If you think about it for a minute before reading on to the answer, you will find yourself, as I did, stretching the riddle to accommodate an explanation that how the boy had two fathers, perhaps like 1980’s sitcom My Two Dads, or how the surgeon was the sperm donor for the boy. Once my sister-in-law told me the answer – that the surgeon is the mother – I felt red-hot shame burning my cheeks. It became clear that, in the world that my childhood shaped me to live in, it was easier to imagine a boy with two dads than a boy whose mother is a surgeon.
The story beneath the story often tells the greater truth.
When I first moved to Rapid City, SD, I wondered about the address of one of the churches I was called to serve – Sioux San Drive. What could that street name possibly mean? When I asked, I heard that it had something to do with the old Sioux San Hospital that was located on that road. But how did the hospital get its name? Sure, the land that our church was built on in the 1950’s was treaty land, taken by the federal distributed by the federal government to local schools and churches, even a national guard base. Did the street name tell a story, somehow, of the removal of the Lakota peoples from the land, using the archaic Old English word “sans” to mean “without Sioux”? What was the story beneath the story?

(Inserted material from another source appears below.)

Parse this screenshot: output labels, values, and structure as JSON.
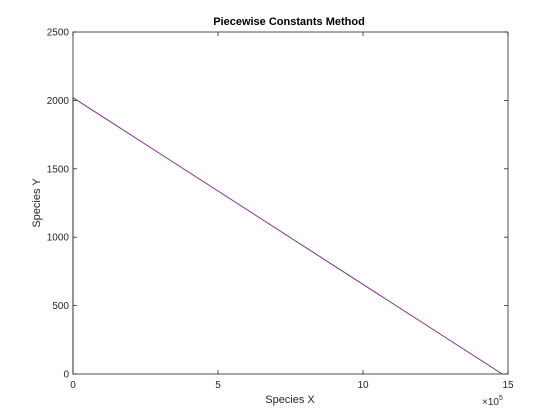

Before we left Rapid City last Fall, I drove past the entrance to the old Sioux San Hospital, which had been torn down to make room for a beautiful, new IHS hospital, Oyate Health. As I looked at the wall of the old entrance, I noticed there were traces of the story beneath the story. After the letters “Sioux San,” you could make out the letters “A, T, O, R, I, U, and M” etched into the wall. Sioux Sanitorium.

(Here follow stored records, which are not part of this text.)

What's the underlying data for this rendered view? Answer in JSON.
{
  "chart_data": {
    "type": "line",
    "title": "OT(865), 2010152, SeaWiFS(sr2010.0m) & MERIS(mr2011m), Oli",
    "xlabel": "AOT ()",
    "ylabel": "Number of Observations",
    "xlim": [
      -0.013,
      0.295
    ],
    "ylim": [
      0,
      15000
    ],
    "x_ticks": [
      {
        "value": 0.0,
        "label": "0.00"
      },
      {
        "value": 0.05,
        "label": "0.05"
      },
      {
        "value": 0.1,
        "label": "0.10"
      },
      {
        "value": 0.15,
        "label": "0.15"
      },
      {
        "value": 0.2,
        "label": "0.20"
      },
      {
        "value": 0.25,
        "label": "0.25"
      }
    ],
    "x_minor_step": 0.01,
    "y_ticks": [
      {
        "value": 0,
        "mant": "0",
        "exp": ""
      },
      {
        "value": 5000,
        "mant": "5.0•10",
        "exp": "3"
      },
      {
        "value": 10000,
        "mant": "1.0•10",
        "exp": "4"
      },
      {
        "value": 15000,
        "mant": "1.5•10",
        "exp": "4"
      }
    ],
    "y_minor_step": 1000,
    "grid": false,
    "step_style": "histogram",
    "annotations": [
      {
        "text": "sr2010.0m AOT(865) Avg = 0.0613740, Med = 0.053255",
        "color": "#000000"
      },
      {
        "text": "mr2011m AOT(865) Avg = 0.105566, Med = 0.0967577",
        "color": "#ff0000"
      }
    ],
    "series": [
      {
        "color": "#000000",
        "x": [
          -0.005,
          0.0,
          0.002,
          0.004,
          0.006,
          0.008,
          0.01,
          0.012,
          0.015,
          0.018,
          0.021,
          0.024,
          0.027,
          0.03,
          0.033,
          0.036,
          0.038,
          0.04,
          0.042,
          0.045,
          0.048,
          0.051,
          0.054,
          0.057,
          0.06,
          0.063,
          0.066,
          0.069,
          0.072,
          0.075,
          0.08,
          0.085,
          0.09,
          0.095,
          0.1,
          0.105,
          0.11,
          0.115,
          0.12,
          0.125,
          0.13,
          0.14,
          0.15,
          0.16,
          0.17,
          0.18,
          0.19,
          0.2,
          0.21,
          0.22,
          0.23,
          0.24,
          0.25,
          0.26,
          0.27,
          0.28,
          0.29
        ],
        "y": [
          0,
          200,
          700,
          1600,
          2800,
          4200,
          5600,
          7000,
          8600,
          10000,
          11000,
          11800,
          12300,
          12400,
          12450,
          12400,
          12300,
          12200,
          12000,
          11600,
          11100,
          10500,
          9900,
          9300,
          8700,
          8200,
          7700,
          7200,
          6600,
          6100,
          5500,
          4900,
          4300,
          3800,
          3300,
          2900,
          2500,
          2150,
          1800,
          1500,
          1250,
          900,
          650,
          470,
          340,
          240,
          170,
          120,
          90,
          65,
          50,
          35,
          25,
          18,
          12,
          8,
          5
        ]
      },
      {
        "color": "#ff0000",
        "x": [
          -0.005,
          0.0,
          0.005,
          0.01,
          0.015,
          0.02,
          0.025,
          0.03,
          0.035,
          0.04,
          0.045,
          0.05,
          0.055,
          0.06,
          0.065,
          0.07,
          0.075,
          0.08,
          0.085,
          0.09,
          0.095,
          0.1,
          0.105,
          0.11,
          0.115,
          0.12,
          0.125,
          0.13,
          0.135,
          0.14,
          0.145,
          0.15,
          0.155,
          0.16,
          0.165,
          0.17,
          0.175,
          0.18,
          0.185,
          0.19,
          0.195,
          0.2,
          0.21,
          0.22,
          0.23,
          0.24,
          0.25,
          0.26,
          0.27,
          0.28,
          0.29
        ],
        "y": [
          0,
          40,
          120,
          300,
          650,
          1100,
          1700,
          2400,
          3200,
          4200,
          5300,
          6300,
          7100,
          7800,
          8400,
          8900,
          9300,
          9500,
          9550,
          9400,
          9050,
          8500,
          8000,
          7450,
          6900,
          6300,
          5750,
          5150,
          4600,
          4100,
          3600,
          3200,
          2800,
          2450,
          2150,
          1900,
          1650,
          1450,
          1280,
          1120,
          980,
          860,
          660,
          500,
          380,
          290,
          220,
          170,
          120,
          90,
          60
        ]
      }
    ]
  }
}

The story beneath the story is that the Sioux San Hospital was not a treatment facility built and operated to improve the health of the displaced Indigenous peoples who once called Mni Luzahan home. Rather it was a sanatorium – or a lock-down facility for Indigenous peoples who were suspected to have TB – operated out of the old Rapid City Boarding School. As it turns out, many of the patients who contracted TB and died there were buried on the same hill as the Indigenous children who died generations before at the boarding school. You might say those grounds had been disappearing Indigenous bodies for generations.
It is no wonder, then, that the seven letters of the institution had been disappeared as well. All to conceal the story behind the story. What remains now are the imprints of those hard truths in an old stone wall and the fast-fading memory of a community. As I think about that stone wall with the words Sioux San_______, I wonder what imprints have been left on me by the stories behind the stories I was told as a boy. And, I wonder how, left untold, those disappeared truths might mold another generation for complicity in systems of oppression.
I wonder how we might break that cycle for our children and their children. By telling hard truths. By surfacing the stories behind the stories. Complicit no more.
Thank heavens for your curiosity, Joe! Without that, there is only blind acceptance of "the way things were ... or are". May the Spirit enliven our curiosities, that we may seek to know the story behind the story! Thank you for sharing this post, Joe.